US tariff puts Indian auto components, tyre exporters on edge

  • Industry News
  • Aug 07,25
A 25 per cent US tariff on Indian imports strains tyre and auto component exports, while domestic sales in June 2025 show mixed trends across passenger, commercial, and two-wheeler segments.
US tariff puts Indian auto components, tyre exporters on edge

The recent imposition of a 25 per cent tariff by the United States on Indian imports has raised alarm across India’s automotive and tyre sectors, both of which hold significant export exposure to the US market. With the US accounting for 27 per cent of India’s auto component exports and 17 per cent of tyre exports, the tariff increase puts Indian manufacturers at a competitive disadvantage to Asian peers like Japan, Vietnam, and Indonesia, which face lower or preferential duties.

As per ICRA, the tariff hike may weaken the competitiveness of Indian suppliers, particularly in off-highway and replacement tyre categories, as well as various auto components. Indian tyre exporters, once enjoying a slight edge over Chinese counterparts, may now see that advantage eroded due to favourable tariff structures offered to other Southeast Asian nations. Auto component exporters highly reliant on the US are likely to explore geographical diversification and cost efficiency measures to mitigate impact.

At home, the Indian auto sector’s performance in June 2025 presented a mixed outlook.

Passenger Vehicles (PVs)
Passenger vehicle wholesale volumes dropped 9 per cent month-on-month and 7 per cent year-on-year amid macroeconomic pressures and weak buyer sentiment, despite festive offers and steady SUV demand. Q1 FY2026 PV wholesale volumes saw a 1.4 per cent YoY dip, though retail sales remained stable. FADA reported inventory levels rising to 55 days by end-June. SUVs made up 65–66 per cent of total PV sales, with utility vehicles expected to be future growth engines.

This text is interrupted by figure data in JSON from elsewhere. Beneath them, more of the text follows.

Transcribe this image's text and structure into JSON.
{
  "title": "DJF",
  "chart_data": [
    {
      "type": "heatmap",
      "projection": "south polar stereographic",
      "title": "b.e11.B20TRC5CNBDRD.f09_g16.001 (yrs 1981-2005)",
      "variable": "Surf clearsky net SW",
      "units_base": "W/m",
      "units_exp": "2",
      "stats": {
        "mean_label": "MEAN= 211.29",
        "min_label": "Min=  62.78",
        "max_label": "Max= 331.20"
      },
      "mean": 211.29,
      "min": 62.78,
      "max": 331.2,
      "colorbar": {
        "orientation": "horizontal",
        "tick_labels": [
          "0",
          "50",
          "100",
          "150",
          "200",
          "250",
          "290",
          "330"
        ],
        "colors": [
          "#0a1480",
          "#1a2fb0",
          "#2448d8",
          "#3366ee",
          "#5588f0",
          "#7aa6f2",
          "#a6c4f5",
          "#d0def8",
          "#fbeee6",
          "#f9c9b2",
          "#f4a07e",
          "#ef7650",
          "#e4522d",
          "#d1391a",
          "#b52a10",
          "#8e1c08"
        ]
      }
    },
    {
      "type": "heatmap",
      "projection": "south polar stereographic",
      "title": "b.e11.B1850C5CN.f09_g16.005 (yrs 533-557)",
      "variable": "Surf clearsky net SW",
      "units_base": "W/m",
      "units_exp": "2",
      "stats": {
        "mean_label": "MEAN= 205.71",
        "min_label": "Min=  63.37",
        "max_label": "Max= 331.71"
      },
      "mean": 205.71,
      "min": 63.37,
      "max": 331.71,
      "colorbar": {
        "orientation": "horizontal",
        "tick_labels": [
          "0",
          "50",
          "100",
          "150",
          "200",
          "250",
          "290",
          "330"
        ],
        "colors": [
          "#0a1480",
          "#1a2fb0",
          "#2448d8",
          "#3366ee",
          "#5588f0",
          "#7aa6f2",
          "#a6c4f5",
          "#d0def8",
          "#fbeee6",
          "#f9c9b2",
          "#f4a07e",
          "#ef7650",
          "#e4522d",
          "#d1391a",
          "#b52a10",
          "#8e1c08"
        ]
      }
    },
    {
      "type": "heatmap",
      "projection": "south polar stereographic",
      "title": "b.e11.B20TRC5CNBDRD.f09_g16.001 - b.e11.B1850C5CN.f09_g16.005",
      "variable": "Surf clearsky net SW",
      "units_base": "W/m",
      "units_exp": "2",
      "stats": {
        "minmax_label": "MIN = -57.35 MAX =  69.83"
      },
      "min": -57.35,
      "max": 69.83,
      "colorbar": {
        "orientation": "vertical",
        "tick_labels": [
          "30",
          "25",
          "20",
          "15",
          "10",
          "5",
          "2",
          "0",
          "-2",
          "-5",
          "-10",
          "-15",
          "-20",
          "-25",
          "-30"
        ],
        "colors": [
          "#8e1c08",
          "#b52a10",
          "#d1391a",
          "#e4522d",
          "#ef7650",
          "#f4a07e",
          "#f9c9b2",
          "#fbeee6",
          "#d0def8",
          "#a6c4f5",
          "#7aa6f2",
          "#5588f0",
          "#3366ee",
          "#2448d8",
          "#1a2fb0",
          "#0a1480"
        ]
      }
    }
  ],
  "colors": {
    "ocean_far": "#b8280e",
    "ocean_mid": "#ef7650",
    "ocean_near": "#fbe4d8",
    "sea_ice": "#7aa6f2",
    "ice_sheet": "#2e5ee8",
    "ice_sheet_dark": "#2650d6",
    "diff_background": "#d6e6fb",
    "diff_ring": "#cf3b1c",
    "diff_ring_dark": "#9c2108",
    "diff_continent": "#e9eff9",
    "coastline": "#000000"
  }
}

ICRA forecasts a 1–4 per cent wholesale growth in FY2026, aided by festive season recovery and new launches, although supply constraints, including limited rare earth magnets for EVs, could hamper momentum. Export volumes rose 14 per cent sequentially in June, driven by Maruti Suzuki and Hyundai, though forex shortages and inflation in African markets pose export risks.

Commercial Vehicles (CVs)
The CV segment showed varied trends. Wholesale volumes dropped 3.8 per cent YoY in June and 1.7 per cent YoY in Q1 FY2026. However, retail volumes increased 6.6 per cent YoY in June, hinting at dealership inventory correction. Light commercial vehicle (LCV) retail volumes climbed 8.8 per cent YoY, with FY2026 wholesale growth expected at 3–5 per cent YoY. The LCV space faces pressure from electric three-wheelers and demand for used vehicles.

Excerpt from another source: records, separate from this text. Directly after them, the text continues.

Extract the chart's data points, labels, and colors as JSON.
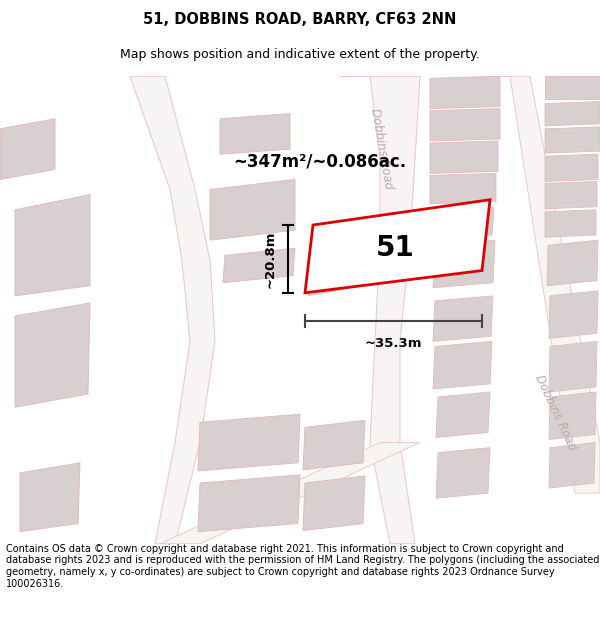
{
  "title": "51, DOBBINS ROAD, BARRY, CF63 2NN",
  "subtitle": "Map shows position and indicative extent of the property.",
  "footer": "Contains OS data © Crown copyright and database right 2021. This information is subject to Crown copyright and database rights 2023 and is reproduced with the permission of HM Land Registry. The polygons (including the associated geometry, namely x, y co-ordinates) are subject to Crown copyright and database rights 2023 Ordnance Survey 100026316.",
  "area_label": "~347m²/~0.086ac.",
  "width_label": "~35.3m",
  "height_label": "~20.8m",
  "number_label": "51",
  "map_bg": "#f7f4f4",
  "road_color": "#f0c8c8",
  "road_fill": "#f7f4f4",
  "building_color": "#d8d0d0",
  "building_edge": "#e8b8b8",
  "highlight_color": "#dd0000",
  "road_label_color": "#b8aaaa",
  "title_fontsize": 10.5,
  "subtitle_fontsize": 9,
  "footer_fontsize": 7.0
}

Medium and heavy CVs (M&HCVs) showed 3.4 per cent YoY retail growth in June, while sequential volumes slipped 7.4 per cent. ICRA expects M&HCV wholesale growth of 0–3 per cent in FY2026. The bus segment is projected to outperform with 8–10 per cent YoY growth on the back of replacement demand. Overall CV wholesale volumes are anticipated to rise 3–5 per cent YoY in FY2026, driven by infrastructure spending and steady economic conditions.

Two-Wheelers (2Ws)
The two-wheeler industry experienced a 4.3 per cent YoY and 4.8 per cent sequential drop in wholesale volumes in June 2025, totalling 1.5 million units. However, retail volumes rose 5.1 per cent YoY, supported by rural and semi-urban demand, though sequential demand slowed due to the monsoon. Exports posted a strong 34 per cent YoY growth, albeit from a low base. Foreign exchange shortages and inflation in countries such as Nigeria still pose headwinds. 

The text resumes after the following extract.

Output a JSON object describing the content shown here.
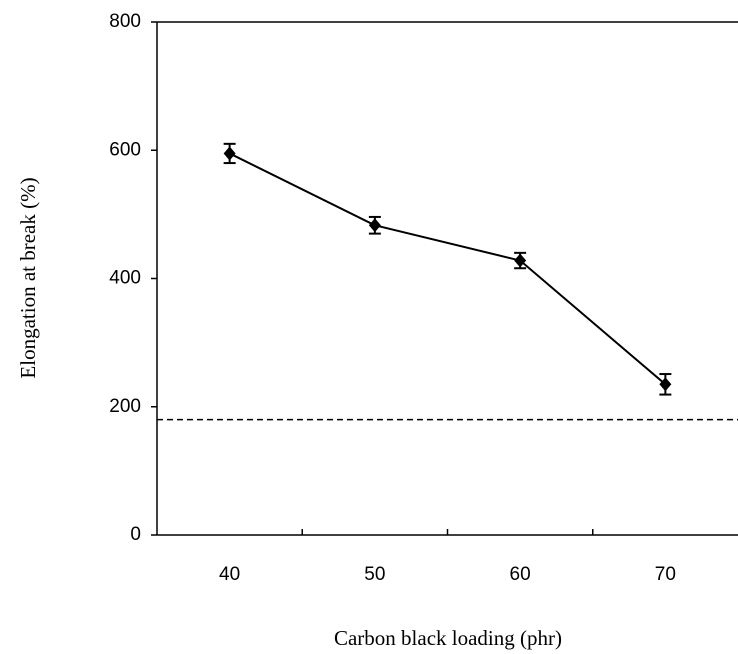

ICRA estimates 6–9 per cent YoY wholesale growth in FY2026 for 2Ws, supported by replacement demand, improved urban activity, and good rural incomes thanks to a normal monsoon. Electric two-wheelers (e2Ws) registered modest 5 per cent sequential growth in June, reaching 105,282 units. e2W penetration held steady at 6–7 per cent of total 2W sales.

Outlook
With global trade volatility and pending negotiations over a bilateral India-US trade deal, India’s auto and tyre sectors face headwinds in FY2026. However, infrastructure-led demand and festive tailwinds may partly cushion domestic markets.

While inventory overhang, supply chain constraints, and macroeconomic uncertainty continue to challenge the domestic auto market, retail demand remains steady. ICRA anticipates moderate growth across all major vehicle segments in FY2026, with stronger prospects for buses and two-wheelers due to favourable economic and seasonal factors.